4 large tomatoes, peeled and chopped
8 large garlic cloves, thinly sliced
1 cup copped fresh flat-leaf parsley (I left this out, due to my garden's parsley crop failure)
1 cup plus 2 tbsp. extra-virgin olive oil (I don't think I used this much. I just added a bit as I went along)
1 (2 lb.) eggplant, cut into 1-inch cubes (I use 3 or 4 Japanese eggplants, peeled, halved lengthwise and sliced into 1-inch cubes)
2 1/4 tsp. salt (I didn't measure salt, but tasted as I went along)
2 large onions, (halved and then cut into 4 wedges per half)
3 assorted bell peppers, cored, seeded and cut into 1-inch wide pieces
4 medium zucchini, quartered lengthwise and cut crosswise into 3/4 inch think pieces (I used yellow summer sqash instead and peeled it first, just because I always do)
1/2 tsp. freshly ground black pepper

Combine tomatoes, garlic, parsley, basil and 1/3 cup oil in a 5-quart heavy pot, bring to a simmer and cook, covered, stirring occasionally, until tomatoes break down and sauce is slightly thickened, about 30 minutes.

(The instructions then describe salting eggplant, which I did not do because I used the Japanese eggplants. They are petite and do not require salting to remove the bitter liquid.)

Meanwhile, heat 3 tablespoons oil in a 12-inch skillet over moderate heat. Add onions with 1/4 tsp. salt and cook, stirring occasionally, until softened, 10 to 12 minutes. With a slotted spoon, transfer onions to a large bowl. Add 3 more tablespoons oil to skillet and cook bell peppers, with 1/4 tsp. salt, stirring occasionally, until softened, about 10 minutes. With slotted spoon, transfer peppers to bowl with onions. Add 3 more tabespoons oil to skillet and cook squash with 1/4 tsp. salt, stirring occasionally until softened, 8 to 10 minutes. With slotted spoon, transfer squash to bowl with other vegetables.

While squash is cooking, add remaining oil to skillet and cook eggplant over moderate heat, stirring occasionally, until softened, 10 to 12 minutes.

Add vegetables, remaining 1 tsp. salt, and pepper to tomato sauce and simmer, covered, stirring occasionally, until vegetables are very tender, about 1 hour. Season ratatouille with salt (and a few generous grinds of black pepper). Cool, uncovered, and serve warm at room temperature.

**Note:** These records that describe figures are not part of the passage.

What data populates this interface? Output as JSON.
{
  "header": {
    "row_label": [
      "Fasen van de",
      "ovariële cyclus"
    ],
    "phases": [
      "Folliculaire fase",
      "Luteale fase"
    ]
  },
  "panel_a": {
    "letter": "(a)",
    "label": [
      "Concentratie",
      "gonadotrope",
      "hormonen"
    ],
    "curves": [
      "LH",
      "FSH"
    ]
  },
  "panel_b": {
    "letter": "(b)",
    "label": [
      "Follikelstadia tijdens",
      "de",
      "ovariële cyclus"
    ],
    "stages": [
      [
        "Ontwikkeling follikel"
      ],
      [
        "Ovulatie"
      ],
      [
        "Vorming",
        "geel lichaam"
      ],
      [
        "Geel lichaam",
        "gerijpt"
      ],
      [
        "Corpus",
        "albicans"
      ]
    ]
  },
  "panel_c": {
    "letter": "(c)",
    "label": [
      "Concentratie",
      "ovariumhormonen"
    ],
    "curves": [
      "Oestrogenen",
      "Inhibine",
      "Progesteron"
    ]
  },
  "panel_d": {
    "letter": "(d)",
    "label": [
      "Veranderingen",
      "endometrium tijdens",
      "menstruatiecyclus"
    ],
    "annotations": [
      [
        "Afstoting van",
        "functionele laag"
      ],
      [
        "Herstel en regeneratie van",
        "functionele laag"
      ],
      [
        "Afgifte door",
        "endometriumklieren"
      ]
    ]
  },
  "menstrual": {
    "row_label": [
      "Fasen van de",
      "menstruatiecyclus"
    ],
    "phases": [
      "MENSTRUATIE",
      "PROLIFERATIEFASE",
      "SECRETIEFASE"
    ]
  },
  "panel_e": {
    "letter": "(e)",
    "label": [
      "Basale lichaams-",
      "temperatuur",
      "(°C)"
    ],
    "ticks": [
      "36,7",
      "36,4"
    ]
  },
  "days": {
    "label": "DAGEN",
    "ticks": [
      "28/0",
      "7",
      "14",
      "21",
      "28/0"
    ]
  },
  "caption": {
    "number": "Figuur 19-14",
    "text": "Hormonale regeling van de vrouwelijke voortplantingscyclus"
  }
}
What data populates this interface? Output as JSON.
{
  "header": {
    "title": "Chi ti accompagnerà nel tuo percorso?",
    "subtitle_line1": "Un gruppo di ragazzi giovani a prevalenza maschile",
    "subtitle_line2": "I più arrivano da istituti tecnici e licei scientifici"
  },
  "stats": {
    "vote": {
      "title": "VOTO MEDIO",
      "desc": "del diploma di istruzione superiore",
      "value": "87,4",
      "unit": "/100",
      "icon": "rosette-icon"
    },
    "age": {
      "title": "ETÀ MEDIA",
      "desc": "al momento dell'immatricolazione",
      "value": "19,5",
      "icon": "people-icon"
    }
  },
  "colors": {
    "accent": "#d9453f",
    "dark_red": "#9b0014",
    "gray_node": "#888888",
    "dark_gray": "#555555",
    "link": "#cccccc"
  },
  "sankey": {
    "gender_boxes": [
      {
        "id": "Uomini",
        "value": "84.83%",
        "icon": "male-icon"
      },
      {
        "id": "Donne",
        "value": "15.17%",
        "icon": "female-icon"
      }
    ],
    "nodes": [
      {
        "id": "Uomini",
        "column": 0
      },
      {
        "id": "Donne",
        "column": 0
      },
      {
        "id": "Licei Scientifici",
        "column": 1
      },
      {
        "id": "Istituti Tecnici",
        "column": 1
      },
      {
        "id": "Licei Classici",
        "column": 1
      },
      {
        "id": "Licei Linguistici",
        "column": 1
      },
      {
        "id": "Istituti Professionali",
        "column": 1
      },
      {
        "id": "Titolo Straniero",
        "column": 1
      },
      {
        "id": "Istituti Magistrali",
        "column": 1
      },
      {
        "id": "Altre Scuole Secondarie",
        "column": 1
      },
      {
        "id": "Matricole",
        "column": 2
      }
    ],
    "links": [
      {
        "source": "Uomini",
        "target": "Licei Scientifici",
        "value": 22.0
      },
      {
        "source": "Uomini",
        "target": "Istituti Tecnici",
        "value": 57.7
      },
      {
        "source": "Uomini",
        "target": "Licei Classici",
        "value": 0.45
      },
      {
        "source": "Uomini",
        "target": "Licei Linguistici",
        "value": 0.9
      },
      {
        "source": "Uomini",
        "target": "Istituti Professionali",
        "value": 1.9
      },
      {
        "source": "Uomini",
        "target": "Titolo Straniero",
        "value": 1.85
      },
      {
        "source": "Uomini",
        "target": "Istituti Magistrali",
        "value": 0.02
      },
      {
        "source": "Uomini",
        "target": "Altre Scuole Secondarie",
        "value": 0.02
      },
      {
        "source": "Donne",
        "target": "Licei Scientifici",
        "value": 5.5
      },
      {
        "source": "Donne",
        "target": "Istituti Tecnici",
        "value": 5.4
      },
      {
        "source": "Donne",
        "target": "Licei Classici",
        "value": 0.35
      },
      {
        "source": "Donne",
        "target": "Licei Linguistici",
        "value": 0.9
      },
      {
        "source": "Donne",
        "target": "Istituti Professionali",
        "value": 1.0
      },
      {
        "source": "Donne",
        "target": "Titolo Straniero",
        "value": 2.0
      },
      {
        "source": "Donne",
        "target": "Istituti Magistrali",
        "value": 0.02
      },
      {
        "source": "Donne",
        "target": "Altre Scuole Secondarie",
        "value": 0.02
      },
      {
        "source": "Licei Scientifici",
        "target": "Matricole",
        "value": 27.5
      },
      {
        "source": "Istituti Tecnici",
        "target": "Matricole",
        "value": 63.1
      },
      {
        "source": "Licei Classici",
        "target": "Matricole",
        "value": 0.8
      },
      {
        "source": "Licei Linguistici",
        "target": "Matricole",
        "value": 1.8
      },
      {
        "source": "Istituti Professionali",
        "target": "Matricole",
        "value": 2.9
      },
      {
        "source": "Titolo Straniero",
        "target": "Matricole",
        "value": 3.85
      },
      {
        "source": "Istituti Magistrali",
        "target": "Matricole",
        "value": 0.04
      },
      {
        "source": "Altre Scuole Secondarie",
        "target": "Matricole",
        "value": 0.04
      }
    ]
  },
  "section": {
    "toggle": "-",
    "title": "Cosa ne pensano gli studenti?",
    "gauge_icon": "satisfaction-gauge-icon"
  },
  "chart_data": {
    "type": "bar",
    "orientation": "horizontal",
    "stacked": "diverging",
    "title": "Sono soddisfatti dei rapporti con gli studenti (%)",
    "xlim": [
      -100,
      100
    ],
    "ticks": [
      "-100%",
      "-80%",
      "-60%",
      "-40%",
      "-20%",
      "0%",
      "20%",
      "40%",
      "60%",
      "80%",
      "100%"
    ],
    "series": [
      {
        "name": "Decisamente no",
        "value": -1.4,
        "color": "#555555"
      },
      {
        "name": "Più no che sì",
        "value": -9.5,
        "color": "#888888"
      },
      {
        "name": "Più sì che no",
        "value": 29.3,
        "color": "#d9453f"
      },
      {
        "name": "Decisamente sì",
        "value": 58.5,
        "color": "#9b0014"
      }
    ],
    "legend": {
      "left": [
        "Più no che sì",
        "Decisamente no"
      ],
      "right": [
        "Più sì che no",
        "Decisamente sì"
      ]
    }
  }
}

A container of ratatouille in the fridge is as good as having a jar of peanut butter in the pantry. This versatile stew can be eaten warm or at room temperature. It's also excellent with garlicky sausage bits stirred in or perhaps some flaky white fish, which reminds me of my uncle's seafood stew served when I was (quite a bit) younger.

Monday, September 1, 2008

Labor Day Grill

Ta Tonka Fromage Burgers
Grilled Sweet Corn
Creamy American Potato Salad
Glazed Carrots
Fudgy Brownies

The Ta Tonka Fromage is a family joke -- it's bison burgers with cheese. On a vacation in New Mexico, we learned that the Native American word for buffalo is Ta Tonka, so we celebrate that little nugget of knowledge each time I make the burgers. I mix a pound of bison meat with 1/2 of an onion, finely chopped, and splashes of ketchup, soy sauce and whatever steak sauce is kicking in the fridge. This mixture is shaped into patties, grilled and served with American cheese slices, because I'm the kind of food snob who only buys Kraft Singles, not the store brands. You'll find very few convenience foods and "cheese food" type ingredients in my home, but I like Kraft singles for superior meltability and kid-friendly packaging.

The potato salad is from America's Test Kitchen Family Cookbook and it uses a technique that I wrote about for Greek potato salad - tossing the warm potato chunks in seasoned red wine vinegar. This was a very good potato salad, with the expected dollop of Dijon in the mayo, sliced, boiled eggs and chopped sweet pickles, not pickle relish. It was quite tasty and the recipe page shall be bookmarked.